The Rabindra Sadan auditorium saw a jam-packed crowd—there were mime-lovers, few eminent Tollywood faces of yesteryear, flashes of cameras, and even people, who just entered the hall by force after failing to get tickets—all for a just cause—to give a standing ovation to this septuagenarian maestro of Indian performing art.
Dutta gave some of his memorable mime numbers—the thief climbing the wall, the expectation—mesmerised the autumn gathering, but for the last time. “I am 76 now, and has suffered two major cardiac unrests few months back. I may not be on stage, but the art, which I introduced just at the age of 14, will never die. It will flow just like a river that flows through all these years without any sound—its ‘mime’ after all,” Dutta told Hindustan Times.
Dutta might be very honest about his confession when he said: “I have my best students, whom you saw on stage today. I hope they lived up to your expectation.” True, Srikanta Bose kept the entire few hundred audiences clapping when he mixed the Pythagoras of geometry depicting a hawk. All his numbers were simply amazing, if one wish to conclude in just a sentence. The maestro’s baton will now be in his hand to make the river flowing, silently. The maestro made this art immortal all over the world, so how far his best student could carry this out, only time can say. But if morning speaks about the entire day, Srikanta surely proved himself with a letter.
The recipient of Sangeet Natak Academy Award has opened a mime school in Mumbai, especially for the spastics and disabled apart from successfully running home for the physically challenged children—“Silent World”—at Behala. His organisation wished to create another history in nation’s cultural capital—Kolkata on the day the founder said final good-bye to stage. Dutta, however, think saying: “I don’t remember when I took up the art of mime. I have not yet attained perfection. Hence I am taking leave from the stage with a feeling of insatiety.”

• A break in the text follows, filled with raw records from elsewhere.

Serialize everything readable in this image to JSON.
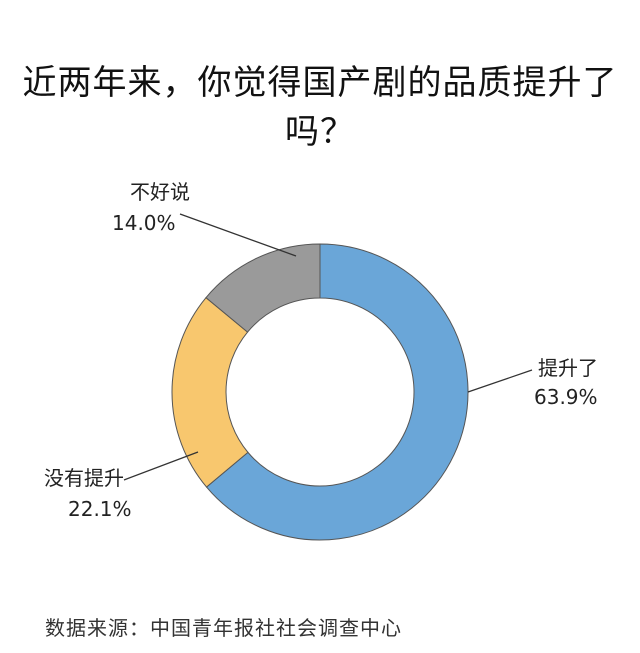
{
  "chart_data": {
    "type": "pie",
    "title": "近两年来，你觉得国产剧的品质提升了吗？",
    "slices": [
      {
        "label": "提升了",
        "value_text": "63.9%",
        "value": 63.9,
        "color": "#6aa6d8"
      },
      {
        "label": "没有提升",
        "value_text": "22.1%",
        "value": 22.1,
        "color": "#f8c76e"
      },
      {
        "label": "不好说",
        "value_text": "14.0%",
        "value": 14.0,
        "color": "#9a9a9a"
      }
    ]
  },
  "source": "数据来源：中国青年报社社会调查中心"
}
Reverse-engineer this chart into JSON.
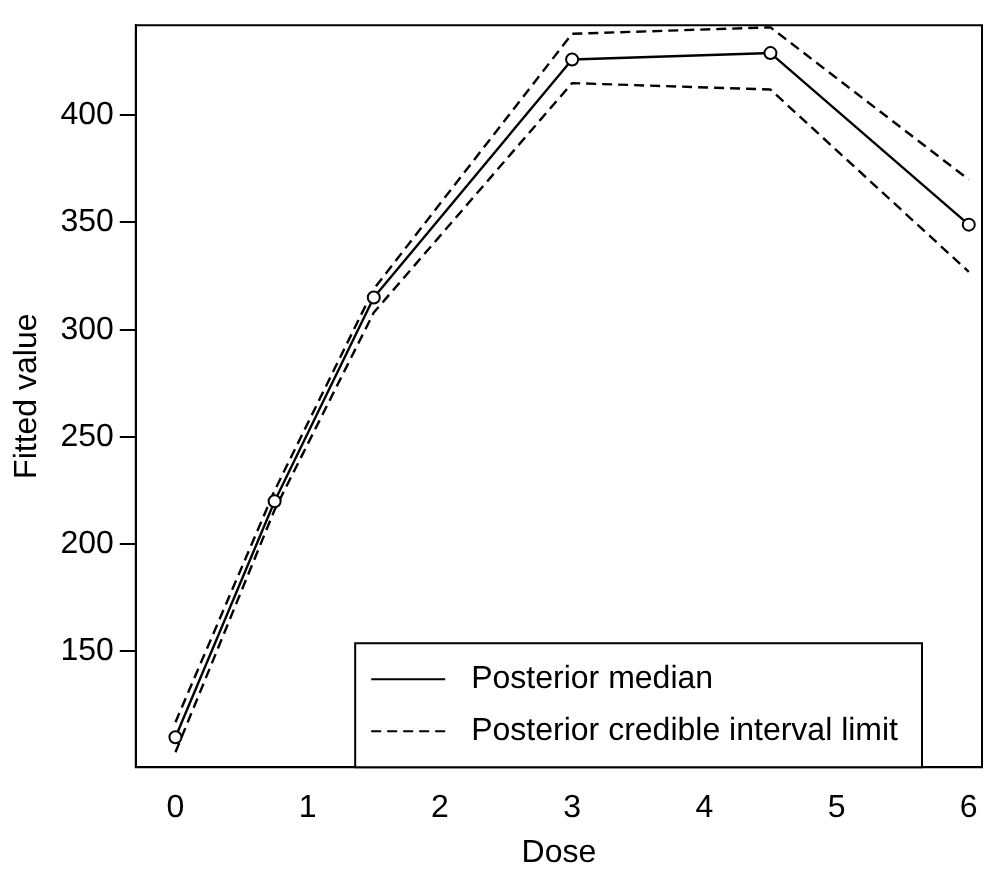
{
  "chart_data": {
    "type": "line",
    "xlabel": "Dose",
    "ylabel": "Fitted value",
    "x": [
      0,
      0.75,
      1.5,
      3,
      4.5,
      6
    ],
    "xlim": [
      -0.3,
      6.1
    ],
    "xticks": [
      0,
      1,
      2,
      3,
      4,
      5,
      6
    ],
    "ylim": [
      96,
      442
    ],
    "yticks": [
      150,
      200,
      250,
      300,
      350,
      400
    ],
    "grid": false,
    "legend": "bottom right",
    "series": [
      {
        "name": "Posterior median",
        "color": "#000000",
        "values": [
          110,
          220,
          315,
          426,
          429,
          349
        ],
        "marker": "circle",
        "line_style": "solid"
      },
      {
        "name": "Posterior credible interval limit",
        "color": "#000000",
        "values": [
          117,
          225,
          319,
          438,
          441,
          370
        ],
        "marker": "none",
        "line_style": "dashed"
      },
      {
        "color": "#000000",
        "values": [
          103,
          216,
          308,
          415,
          412,
          327
        ],
        "marker": "none",
        "line_style": "dashed"
      }
    ]
  }
}
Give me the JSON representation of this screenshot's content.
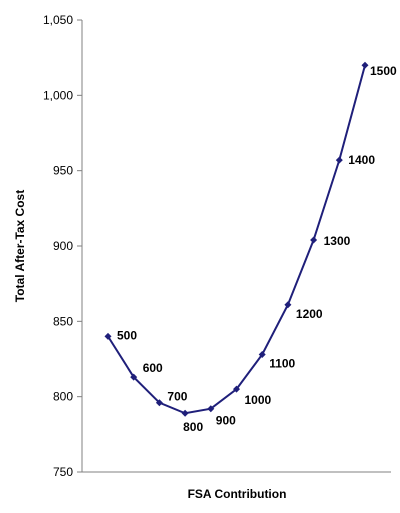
{
  "chart_data": {
    "type": "line",
    "title": "",
    "xlabel": "FSA Contribution",
    "ylabel": "Total After-Tax Cost",
    "ylim": [
      750,
      1050
    ],
    "y_ticks": [
      750,
      800,
      850,
      900,
      950,
      1000,
      1050
    ],
    "y_tick_labels": [
      "750",
      "800",
      "850",
      "900",
      "950",
      "1,000",
      "1,050"
    ],
    "grid": false,
    "legend": "none",
    "line_color": "#1f1f7a",
    "marker": "diamond",
    "series": [
      {
        "x": [
          500,
          600,
          700,
          800,
          900,
          1000,
          1100,
          1200,
          1300,
          1400,
          1500
        ],
        "values": [
          840,
          813,
          796,
          789,
          792,
          805,
          828,
          861,
          904,
          957,
          1020
        ]
      }
    ],
    "data_labels": [
      "500",
      "600",
      "700",
      "800",
      "900",
      "1000",
      "1100",
      "1200",
      "1300",
      "1400",
      "1500"
    ]
  }
}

The journey that began as a little boy of a roadside tea stall has surely concluded on Friday evening at Bengal’s most prestigious auditorium—Rabindra Sadan, but also with a new beginning. Arjuna had Dronacharyya in Mahabharata, and Srikanta had Jogesh Dutta. “I am happy that I am successful in imbibing these qualities in my students. I know even drops of tears rolled down the cheeks when Sunil Gavaskar retired from cricket. Tears, too, will roll down my cheeks. There will always be a pain, a pain to the art I loved most throughout my life. But everything should have an end, and ends are always painful,” Dutta said.